Getting a handle on all these problems proved difficult, simply because there were, in the end, several causes. Through it all, the Cox support and service people distinguished themselves as friendly, hard-working people who were dedicated to solving the problems and making sure the fixes took.

In recent weeks, they’ve been at my home a number of times, and I’ve occasionally observed them hanging out near the wiring panels nearby, diligently monitoring the systems for hours on end to make sure everything worked perfectly, or as perfectly as possible in a highly imperfect world.

Just this morning, in fact, one of their representatives called me about their solution to our most recent problem. Knowing I was technically savvy (they have, of course, been to my home and the word gets around), she was quick to talk in her native lingo, referring to a bad drop (defective wire in “cable TV talk”) and how it caused packet losses and other issues that contributed to some of the problems I had with my Internet connnection. Once they isolated this particular issue, they were quick to bypass that drop — er, wire — until it could be replaced.

In the end, it was that, plus a combination of aging splitters, a defective amplifier and other wiring issues that caused most of the troubles. In addition, they had to split our cable node, because the growing number of people using their Internet services had exceeded their capacity in this neighborhood.

Now I am not sure what it cost them to perform all that repair work, but certainly it far exceeded my monthly bill for the cable bundle.
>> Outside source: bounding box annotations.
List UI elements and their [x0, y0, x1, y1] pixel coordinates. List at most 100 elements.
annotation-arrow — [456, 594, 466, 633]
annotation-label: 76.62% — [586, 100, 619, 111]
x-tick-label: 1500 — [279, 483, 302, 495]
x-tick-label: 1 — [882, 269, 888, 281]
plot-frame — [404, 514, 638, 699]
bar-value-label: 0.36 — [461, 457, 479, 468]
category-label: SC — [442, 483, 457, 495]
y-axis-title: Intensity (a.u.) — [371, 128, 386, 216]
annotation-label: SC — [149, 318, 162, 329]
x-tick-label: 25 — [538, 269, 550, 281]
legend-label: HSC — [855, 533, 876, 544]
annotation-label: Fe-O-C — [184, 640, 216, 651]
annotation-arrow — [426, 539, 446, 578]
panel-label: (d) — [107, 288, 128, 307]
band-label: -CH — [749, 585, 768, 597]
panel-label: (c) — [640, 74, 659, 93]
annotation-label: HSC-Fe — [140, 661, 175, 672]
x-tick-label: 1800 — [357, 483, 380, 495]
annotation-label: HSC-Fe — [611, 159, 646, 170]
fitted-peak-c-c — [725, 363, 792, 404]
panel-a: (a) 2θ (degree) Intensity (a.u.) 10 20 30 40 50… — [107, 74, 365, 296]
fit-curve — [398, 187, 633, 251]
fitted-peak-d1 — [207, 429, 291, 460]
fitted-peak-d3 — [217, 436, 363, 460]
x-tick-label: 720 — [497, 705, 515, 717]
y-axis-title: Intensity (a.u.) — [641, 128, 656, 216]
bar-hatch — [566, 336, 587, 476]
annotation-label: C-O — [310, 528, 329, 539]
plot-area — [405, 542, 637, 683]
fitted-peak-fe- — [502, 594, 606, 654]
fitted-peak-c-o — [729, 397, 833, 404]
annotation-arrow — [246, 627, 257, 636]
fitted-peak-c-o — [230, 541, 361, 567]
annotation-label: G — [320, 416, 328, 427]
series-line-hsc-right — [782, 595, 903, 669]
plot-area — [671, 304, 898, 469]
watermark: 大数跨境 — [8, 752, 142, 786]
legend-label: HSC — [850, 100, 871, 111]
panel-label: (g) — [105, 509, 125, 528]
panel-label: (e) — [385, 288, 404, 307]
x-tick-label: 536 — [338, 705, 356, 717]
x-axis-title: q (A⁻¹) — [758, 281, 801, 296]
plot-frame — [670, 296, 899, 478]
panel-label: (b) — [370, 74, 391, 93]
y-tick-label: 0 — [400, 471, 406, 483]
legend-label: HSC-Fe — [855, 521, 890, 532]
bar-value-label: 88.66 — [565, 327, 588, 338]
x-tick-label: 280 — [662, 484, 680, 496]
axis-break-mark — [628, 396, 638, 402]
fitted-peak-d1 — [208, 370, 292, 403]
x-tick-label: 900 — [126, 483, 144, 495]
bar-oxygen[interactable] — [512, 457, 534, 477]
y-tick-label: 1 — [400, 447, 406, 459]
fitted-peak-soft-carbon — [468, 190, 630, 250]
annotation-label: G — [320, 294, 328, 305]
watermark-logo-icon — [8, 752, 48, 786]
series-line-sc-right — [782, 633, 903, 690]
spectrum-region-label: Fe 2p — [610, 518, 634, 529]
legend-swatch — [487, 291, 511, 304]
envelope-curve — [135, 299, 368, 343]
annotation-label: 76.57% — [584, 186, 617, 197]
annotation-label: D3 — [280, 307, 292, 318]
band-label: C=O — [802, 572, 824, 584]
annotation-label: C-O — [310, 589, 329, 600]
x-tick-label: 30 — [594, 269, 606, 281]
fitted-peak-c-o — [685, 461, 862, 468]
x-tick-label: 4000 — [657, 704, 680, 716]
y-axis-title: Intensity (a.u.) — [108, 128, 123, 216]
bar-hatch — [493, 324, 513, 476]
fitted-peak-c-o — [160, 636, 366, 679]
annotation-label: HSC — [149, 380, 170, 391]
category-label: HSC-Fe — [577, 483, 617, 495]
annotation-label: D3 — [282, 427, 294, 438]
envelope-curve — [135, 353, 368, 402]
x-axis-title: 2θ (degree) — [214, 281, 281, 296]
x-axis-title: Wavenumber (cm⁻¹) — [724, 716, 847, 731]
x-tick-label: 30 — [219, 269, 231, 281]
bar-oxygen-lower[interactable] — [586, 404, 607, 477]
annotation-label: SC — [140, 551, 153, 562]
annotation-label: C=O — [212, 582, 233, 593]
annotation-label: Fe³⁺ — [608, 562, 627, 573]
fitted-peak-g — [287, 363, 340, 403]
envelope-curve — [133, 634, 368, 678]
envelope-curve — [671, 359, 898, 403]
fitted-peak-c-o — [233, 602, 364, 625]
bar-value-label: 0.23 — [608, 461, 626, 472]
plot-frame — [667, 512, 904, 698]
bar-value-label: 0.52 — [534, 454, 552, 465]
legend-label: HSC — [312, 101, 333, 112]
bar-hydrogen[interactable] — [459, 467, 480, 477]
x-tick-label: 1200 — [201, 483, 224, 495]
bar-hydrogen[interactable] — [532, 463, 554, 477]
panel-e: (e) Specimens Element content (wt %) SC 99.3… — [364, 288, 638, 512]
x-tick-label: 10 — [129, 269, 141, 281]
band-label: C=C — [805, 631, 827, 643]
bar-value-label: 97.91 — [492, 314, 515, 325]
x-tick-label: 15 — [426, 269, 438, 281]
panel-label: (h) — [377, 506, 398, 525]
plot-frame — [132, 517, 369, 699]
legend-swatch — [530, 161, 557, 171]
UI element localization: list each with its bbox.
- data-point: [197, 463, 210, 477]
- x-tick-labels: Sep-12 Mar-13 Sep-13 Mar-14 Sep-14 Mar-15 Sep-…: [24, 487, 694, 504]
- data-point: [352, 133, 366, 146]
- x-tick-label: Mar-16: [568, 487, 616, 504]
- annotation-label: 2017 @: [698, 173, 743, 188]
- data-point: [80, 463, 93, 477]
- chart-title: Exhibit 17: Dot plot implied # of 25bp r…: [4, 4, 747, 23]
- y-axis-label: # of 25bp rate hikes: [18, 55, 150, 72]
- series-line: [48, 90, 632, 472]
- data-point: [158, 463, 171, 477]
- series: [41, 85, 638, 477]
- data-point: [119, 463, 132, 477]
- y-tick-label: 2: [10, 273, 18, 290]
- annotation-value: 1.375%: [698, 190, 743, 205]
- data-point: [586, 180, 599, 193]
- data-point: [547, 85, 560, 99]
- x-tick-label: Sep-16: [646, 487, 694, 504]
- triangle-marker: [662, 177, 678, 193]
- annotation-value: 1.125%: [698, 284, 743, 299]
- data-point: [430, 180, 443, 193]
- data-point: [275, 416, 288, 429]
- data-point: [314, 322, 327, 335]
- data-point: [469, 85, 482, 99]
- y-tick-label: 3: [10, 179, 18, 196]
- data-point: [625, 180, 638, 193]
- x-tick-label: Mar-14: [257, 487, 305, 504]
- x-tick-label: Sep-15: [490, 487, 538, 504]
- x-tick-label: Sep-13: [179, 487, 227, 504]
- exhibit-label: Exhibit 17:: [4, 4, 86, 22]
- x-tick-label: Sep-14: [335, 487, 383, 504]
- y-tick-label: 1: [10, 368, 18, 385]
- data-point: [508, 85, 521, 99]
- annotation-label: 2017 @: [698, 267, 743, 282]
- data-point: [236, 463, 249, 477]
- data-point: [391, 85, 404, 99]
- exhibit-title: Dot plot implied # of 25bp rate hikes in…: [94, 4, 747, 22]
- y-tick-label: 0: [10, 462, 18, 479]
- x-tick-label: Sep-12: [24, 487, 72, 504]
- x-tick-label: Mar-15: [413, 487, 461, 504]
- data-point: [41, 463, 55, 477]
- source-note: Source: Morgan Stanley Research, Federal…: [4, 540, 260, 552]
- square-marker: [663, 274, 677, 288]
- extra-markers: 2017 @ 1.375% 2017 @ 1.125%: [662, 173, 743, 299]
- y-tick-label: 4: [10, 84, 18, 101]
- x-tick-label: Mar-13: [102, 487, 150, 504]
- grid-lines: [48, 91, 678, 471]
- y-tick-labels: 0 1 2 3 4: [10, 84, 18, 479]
They also gave me a generous credit towards that bill for the troubles I encountered.

Through it all, in fact, our regular Cox phone service never missed a beat. The local remnant of Ma Bell, Qwest, has to be shaking in their boots over this, as Cox continues to aggressively encroach into traditional telephone service.

As I said, you always expect things not to work when it comes to cable TV and related services. But when the cable company fixes the problems with a smile, you have to feel a little encouraged to know that some stories indeed have happy endings.